1
votes

Suppose I want to compute the quadratic form x^T A y, where x and y are NumPy vectors, and I have stored A as a SciPy csc_matrix for efficiency.

It seems that one way to perform the computation is

(x * A).dot(y)

since SciPy uses * for matrix products, and NumPy uses .dot instead.

While this approach gives me the correct answer, it seems rather counter-intuitive to me, and I wonder if there's a more readable/efficient approach?

1
why dont you use numpy matrix?kada
@hadik Ew, don't recommend that.cs95
If you are on a recent Python/NumPy version, you can write x @ A @ y.Paul Panzer
Why does it look counter-intuitive? Are you expecting the final output to be sparsey?Divakar
@PaulPanzer Ah, actually I'm still on Python 2.7...p-value

1 Answers

1
votes

As Paul Panzer said, x @ A @ y is most readable and works as expected (requires Python 3.5+ and NumPy 1.10+).

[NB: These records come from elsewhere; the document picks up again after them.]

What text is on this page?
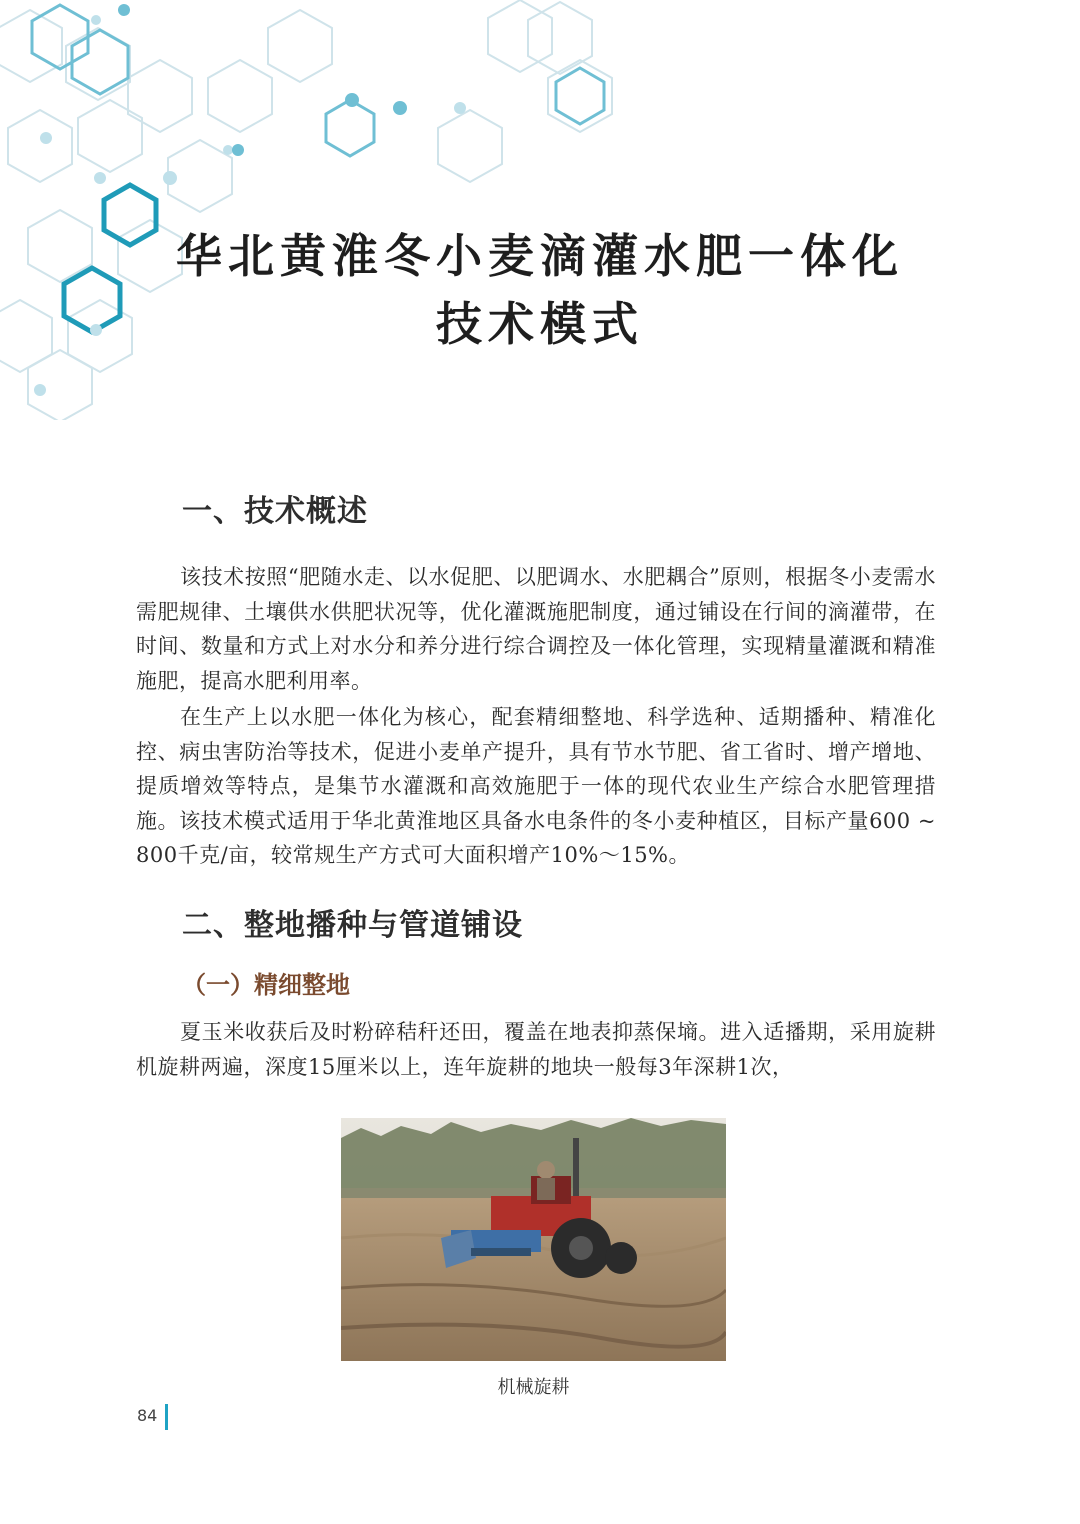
华北黄淮冬小麦滴灌水肥一体化
技术模式
一、技术概述
该技术按照“肥随水走、以水促肥、以肥调水、水肥耦合”原则，根据冬小麦需水需肥规律、土壤供水供肥状况等，优化灌溉施肥制度，通过铺设在行间的滴灌带，在时间、数量和方式上对水分和养分进行综合调控及一体化管理，实现精量灌溉和精准施肥，提高水肥利用率。
在生产上以水肥一体化为核心，配套精细整地、科学选种、适期播种、精准化控、病虫害防治等技术，促进小麦单产提升，具有节水节肥、省工省时、增产增地、提质增效等特点，是集节水灌溉和高效施肥于一体的现代农业生产综合水肥管理措施。该技术模式适用于华北黄淮地区具备水电条件的冬小麦种植区，目标产量600 ~ 800千克/亩，较常规生产方式可大面积增产10%～15%。
二、整地播种与管道铺设
（一）精细整地
夏玉米收获后及时粉碎秸秆还田，覆盖在地表抑蒸保墒。进入适播期，采用旋耕机旋耕两遍，深度15厘米以上，连年旋耕的地块一般每3年深耕1次，
机械旋耕
84
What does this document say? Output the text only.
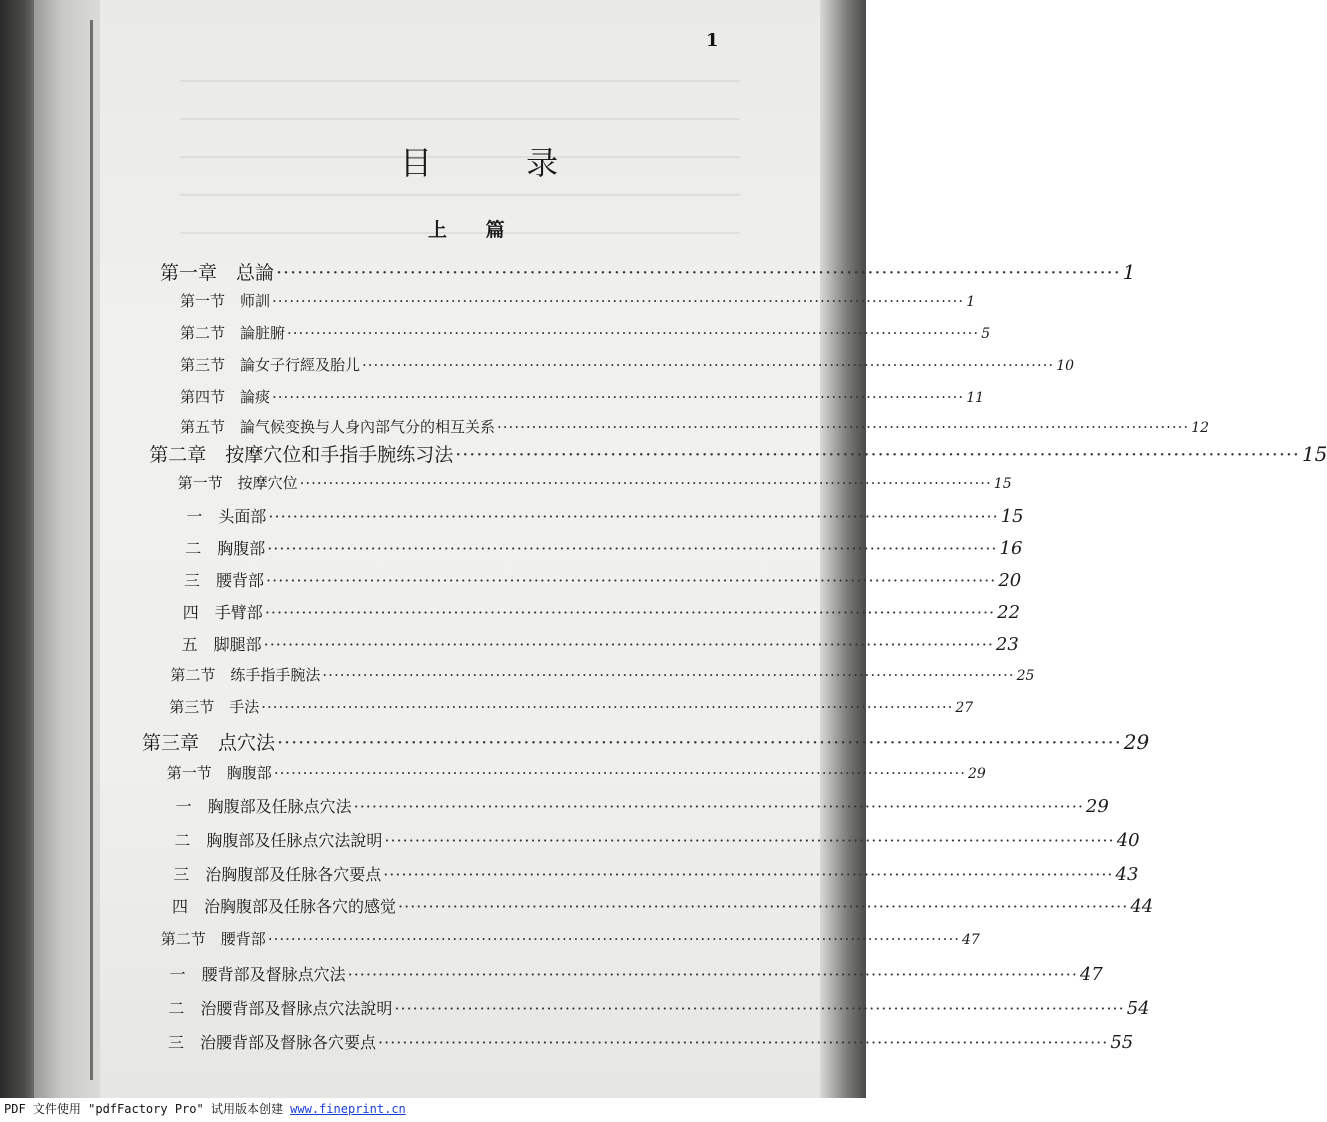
1
目 录
上 篇
第一章　总論 ························································································································ 1
第一节　师訓 ························································································································ 1
第二节　論脏腑 ························································································································ 5
第三节　論女子行經及胎儿 ························································································································ 10
第四节　論痰 ························································································································ 11
第五节　論气候变换与人身內部气分的相互关系 ························································································································ 12
第二章　按摩穴位和手指手腕练习法 ························································································································ 15
第一节　按摩穴位 ························································································································ 15
一　头面部 ························································································································ 15
二　胸腹部 ························································································································ 16
三　腰背部 ························································································································ 20
四　手臂部 ························································································································ 22
五　脚腿部 ························································································································ 23
第二节　练手指手腕法 ························································································································ 25
第三节　手法 ························································································································ 27
第三章　点穴法 ························································································································ 29
第一节　胸腹部 ························································································································ 29
一　胸腹部及任脉点穴法 ························································································································ 29
二　胸腹部及任脉点穴法說明 ························································································································ 40
三　治胸腹部及任脉各穴要点 ························································································································ 43
四　治胸腹部及任脉各穴的感觉 ························································································································ 44
第二节　腰背部 ························································································································ 47
一　腰背部及督脉点穴法 ························································································································ 47
二　治腰背部及督脉点穴法說明 ························································································································ 54
三　治腰背部及督脉各穴要点 ························································································································ 55
PDF 文件使用 "pdfFactory Pro" 试用版本创建 www.fineprint.cn
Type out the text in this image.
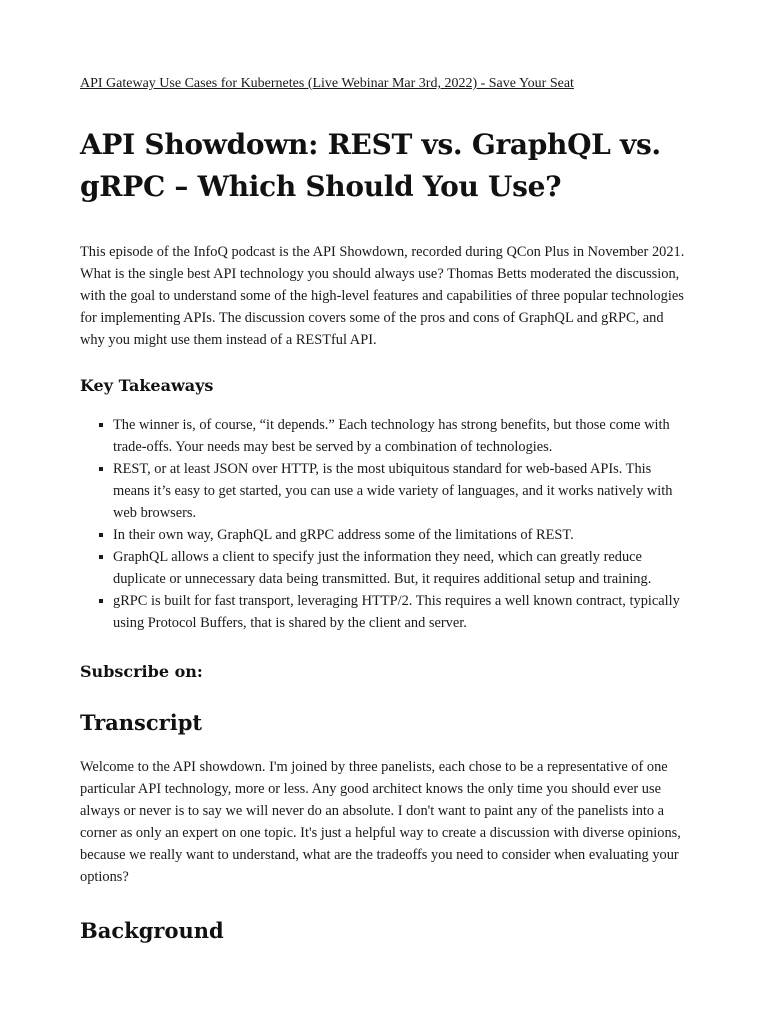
API Gateway Use Cases for Kubernetes (Live Webinar Mar 3rd, 2022) - Save Your Seat
API Showdown: REST vs. GraphQL vs. gRPC – Which Should You Use?

This episode of the InfoQ podcast is the API Showdown, recorded during QCon Plus in November 2021. What is the single best API technology you should always use? Thomas Betts moderated the discussion, with the goal to understand some of the high-level features and capabilities of three popular technologies for implementing APIs. The discussion covers some of the pros and cons of GraphQL and gRPC, and why you might use them instead of a RESTful API.

Key Takeaways
The winner is, of course, “it depends.” Each technology has strong benefits, but those come with trade-offs. Your needs may best be served by a combination of technologies.
REST, or at least JSON over HTTP, is the most ubiquitous standard for web-based APIs. This means it’s easy to get started, you can use a wide variety of languages, and it works natively with web browsers.
In their own way, GraphQL and gRPC address some of the limitations of REST.
GraphQL allows a client to specify just the information they need, which can greatly reduce duplicate or unnecessary data being transmitted. But, it requires additional setup and training.
gRPC is built for fast transport, leveraging HTTP/2. This requires a well known contract, typically using Protocol Buffers, that is shared by the client and server.
Subscribe on:
Transcript

Welcome to the API showdown. I'm joined by three panelists, each chose to be a representative of one particular API technology, more or less. Any good architect knows the only time you should ever use always or never is to say we will never do an absolute. I don't want to paint any of the panelists into a corner as only an expert on one topic. It's just a helpful way to create a discussion with diverse opinions, because we really want to understand, what are the tradeoffs you need to consider when evaluating your options?

Background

SciPy uses dot for matrix multiplication too, in their own examples on sparse matrices page. So you can use dot consistently like

x.dot(A.dot(y))

or A.dot(y).dot(x) although the latter is harder to read because x is out of place.

The only reason you can't use x.dot(A).dot(y) is that NumPy does not understand sparse matrices, so the dot method of x is unsuitable for multiplication by a sparse matrix.

Although SciPy sparse matrices interpret x * A and A * y as matrix multiplication, I prefer to never use that option, because of the risk of wrong operation if A changes to a dense matrix for some reason. It doesn't look like this usage of * is promoted in SciPy documentation; all examples use dot.